Welcome to my website. Here you will find some information about me and my current activities.
The Universiteit van Amsterdam (UvA) has a long history. The Universiteit van Amsterdam evolved from the Athenaeum Illustre (1632) and now takes its place among the large comprehensive universities of Europe. It belongs to the League of European Research Universities and maintains intensive contact with universities all over the world.
The Faculty of Science is a leading centre of academic research and education with a broad range of strong research groups. The research and educational activities are organised in one comprehensive faculty. This is motivated by developments in both science and society, with new challenges often found in the overlap of several disciplines. It has led to a policy in which the faculty is setting up new research institutes across traditional disciplinary boundaries.

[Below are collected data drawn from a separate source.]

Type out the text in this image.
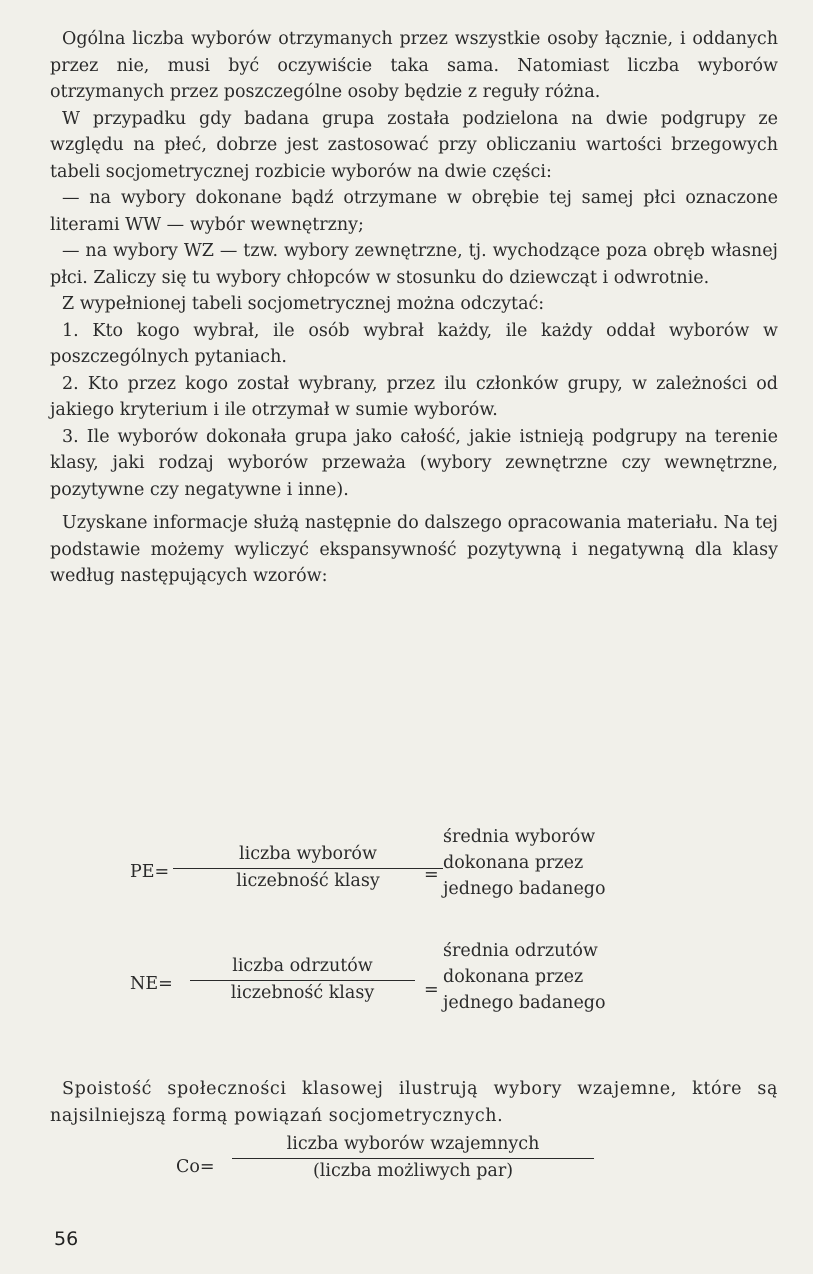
Ogólna liczba wyborów otrzymanych przez wszystkie osoby łącznie, i oddanych przez nie, musi być oczywiście taka sama. Natomiast liczba wyborów otrzymanych przez poszczególne osoby będzie z reguły różna.

W przypadku gdy badana grupa została podzielona na dwie podgrupy ze względu na płeć, dobrze jest zastosować przy obliczaniu wartości brzegowych tabeli socjometrycznej rozbicie wyborów na dwie części:

— na wybory dokonane bądź otrzymane w obrębie tej samej płci oznaczone literami WW — wybór wewnętrzny;

— na wybory WZ — tzw. wybory zewnętrzne, tj. wychodzące poza obręb własnej płci. Zaliczy się tu wybory chłopców w stosunku do dziewcząt i odwrotnie.

Z wypełnionej tabeli socjometrycznej można odczytać:

1. Kto kogo wybrał, ile osób wybrał każdy, ile każdy oddał wyborów w poszczególnych pytaniach.

2. Kto przez kogo został wybrany, przez ilu członków grupy, w zależności od jakiego kryterium i ile otrzymał w sumie wyborów.

3. Ile wyborów dokonała grupa jako całość, jakie istnieją podgrupy na terenie klasy, jaki rodzaj wyborów przeważa (wybory zewnętrzne czy wewnętrzne, pozytywne czy negatywne i inne).

Uzyskane informacje służą następnie do dalszego opracowania materiału. Na tej podstawie możemy wyliczyć ekspansywność pozytywną i negatywną dla klasy według następujących wzorów:

PE=
liczba wyborów
liczebność klasy	=
średnia wyborów
dokonana przez
jednego badanego
NE=
liczba odrzutów
liczebność klasy	=
średnia odrzutów
dokonana przez
jednego badanego

Spoistość społeczności klasowej ilustrują wybory wzajemne, które są najsilniejszą formą powiązań socjometrycznych.

Co=
liczba wyborów wzajemnych
(liczba możliwych par)
56
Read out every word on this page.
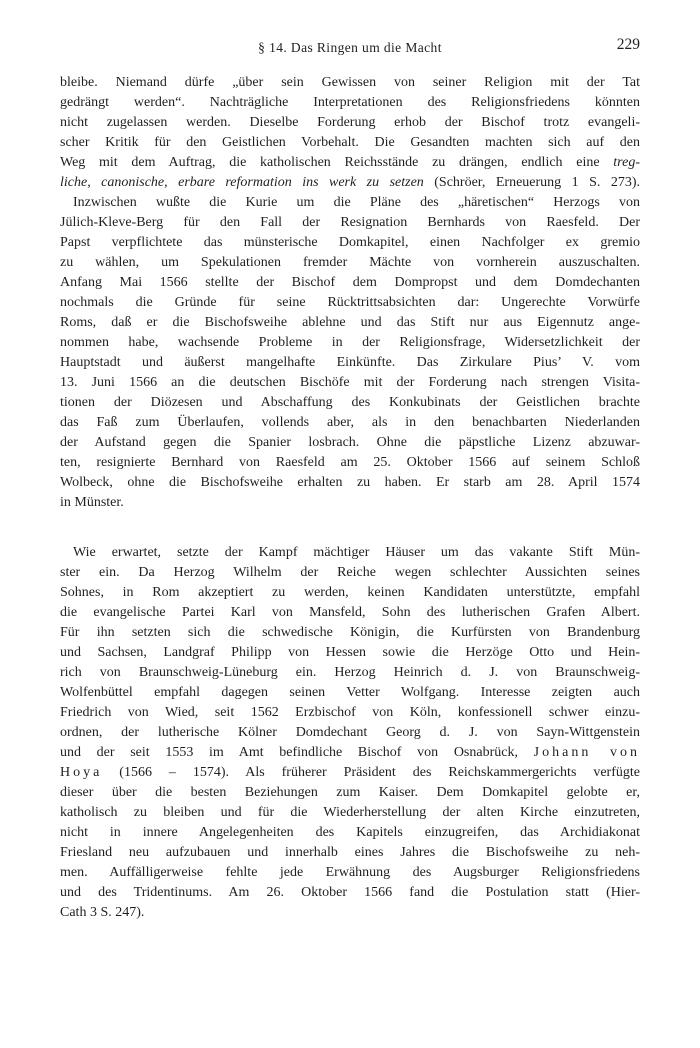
§ 14. Das Ringen um die Macht	229
bleibe. Niemand dürfe „über sein Gewissen von seiner Religion mit der Tat
gedrängt werden“. Nachträgliche Interpretationen des Religionsfriedens könnten
nicht zugelassen werden. Dieselbe Forderung erhob der Bischof trotz evangeli-
scher Kritik für den Geistlichen Vorbehalt. Die Gesandten machten sich auf den
Weg mit dem Auftrag, die katholischen Reichsstände zu drängen, endlich eine treg-
liche, canonische, erbare reformation ins werk zu setzen (Schröer, Erneuerung 1 S. 273).
Inzwischen wußte die Kurie um die Pläne des „häretischen“ Herzogs von
Jülich-Kleve-Berg für den Fall der Resignation Bernhards von Raesfeld. Der
Papst verpflichtete das münsterische Domkapitel, einen Nachfolger ex gremio
zu wählen, um Spekulationen fremder Mächte von vornherein auszuschalten.
Anfang Mai 1566 stellte der Bischof dem Dompropst und dem Domdechanten
nochmals die Gründe für seine Rücktrittsabsichten dar: Ungerechte Vorwürfe
Roms, daß er die Bischofsweihe ablehne und das Stift nur aus Eigennutz ange-
nommen habe, wachsende Probleme in der Religionsfrage, Widersetzlichkeit der
Hauptstadt und äußerst mangelhafte Einkünfte. Das Zirkulare Pius’ V. vom
13. Juni 1566 an die deutschen Bischöfe mit der Forderung nach strengen Visita-
tionen der Diözesen und Abschaffung des Konkubinats der Geistlichen brachte
das Faß zum Überlaufen, vollends aber, als in den benachbarten Niederlanden
der Aufstand gegen die Spanier losbrach. Ohne die päpstliche Lizenz abzuwar-
ten, resignierte Bernhard von Raesfeld am 25. Oktober 1566 auf seinem Schloß
Wolbeck, ohne die Bischofsweihe erhalten zu haben. Er starb am 28. April 1574
in Münster.
Wie erwartet, setzte der Kampf mächtiger Häuser um das vakante Stift Mün-
ster ein. Da Herzog Wilhelm der Reiche wegen schlechter Aussichten seines
Sohnes, in Rom akzeptiert zu werden, keinen Kandidaten unterstützte, empfahl
die evangelische Partei Karl von Mansfeld, Sohn des lutherischen Grafen Albert.
Für ihn setzten sich die schwedische Königin, die Kurfürsten von Brandenburg
und Sachsen, Landgraf Philipp von Hessen sowie die Herzöge Otto und Hein-
rich von Braunschweig-Lüneburg ein. Herzog Heinrich d. J. von Braunschweig-
Wolfenbüttel empfahl dagegen seinen Vetter Wolfgang. Interesse zeigten auch
Friedrich von Wied, seit 1562 Erzbischof von Köln, konfessionell schwer einzu-
ordnen, der lutherische Kölner Domdechant Georg d. J. von Sayn-Wittgenstein
und der seit 1553 im Amt befindliche Bischof von Osnabrück, Johann von
Hoya (1566 – 1574). Als früherer Präsident des Reichskammergerichts verfügte
dieser über die besten Beziehungen zum Kaiser. Dem Domkapitel gelobte er,
katholisch zu bleiben und für die Wiederherstellung der alten Kirche einzutreten,
nicht in innere Angelegenheiten des Kapitels einzugreifen, das Archidiakonat
Friesland neu aufzubauen und innerhalb eines Jahres die Bischofsweihe zu neh-
men. Auffälligerweise fehlte jede Erwähnung des Augsburger Religionsfriedens
und des Tridentinums. Am 26. Oktober 1566 fand die Postulation statt (Hier-
Cath 3 S. 247).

The Intelligent Systems Lab Amsterdam (ISLA) conducts research in sensory and text information processing and autonomous systems. It performs both theoretical and applied research. Machine learning is at the core of many intelligent systems. The emphasis at ISLA is on cooperative machine learning in such areas as surveillance by cameras and other distributed sensors, and interaction and monitoring in health care and in sensor networks. ISLA has an outstanding group in these areas and collaborates with national and international research institutes and companies.
The Advanced School for Computing and Imaging (ASCI) is a Dutch graduate school formed by Delft University of Technology, Vrije Universiteit, University of Amsterdam, Leiden University and University Utrecht. Rijksuniversiteit Groningen, University of Twente, Eindhoven University of Technology and Erasmus University Rotterdam are associated members of ASCI. ASCI was officially accredited by the KNAW (Royal Dutch Academy of Sciences) on 29 May 1995, making it the first Dutch graduate school in computer science to be accredited.About 130 Ph.D. students and 100 staff members are working in ASCI.
The MIAUCE Project aims to investigate and develop techniques to analyse the multi-modal behaviour of users within the context of real applications. The multi-modal behaviour takes the form of eye gaze/fixation, eye blink and body move. We will study and develop techniques that capture and analyse multi-modal behaviour in controlled environments. As a result of such analysis, information will be adapted to the user needs and situation. We will study the usage and effectiveness of our techniques in three different applications. The objective is to develop techniques for human controlled environment interaction, rather than human computer interaction or human human interaction.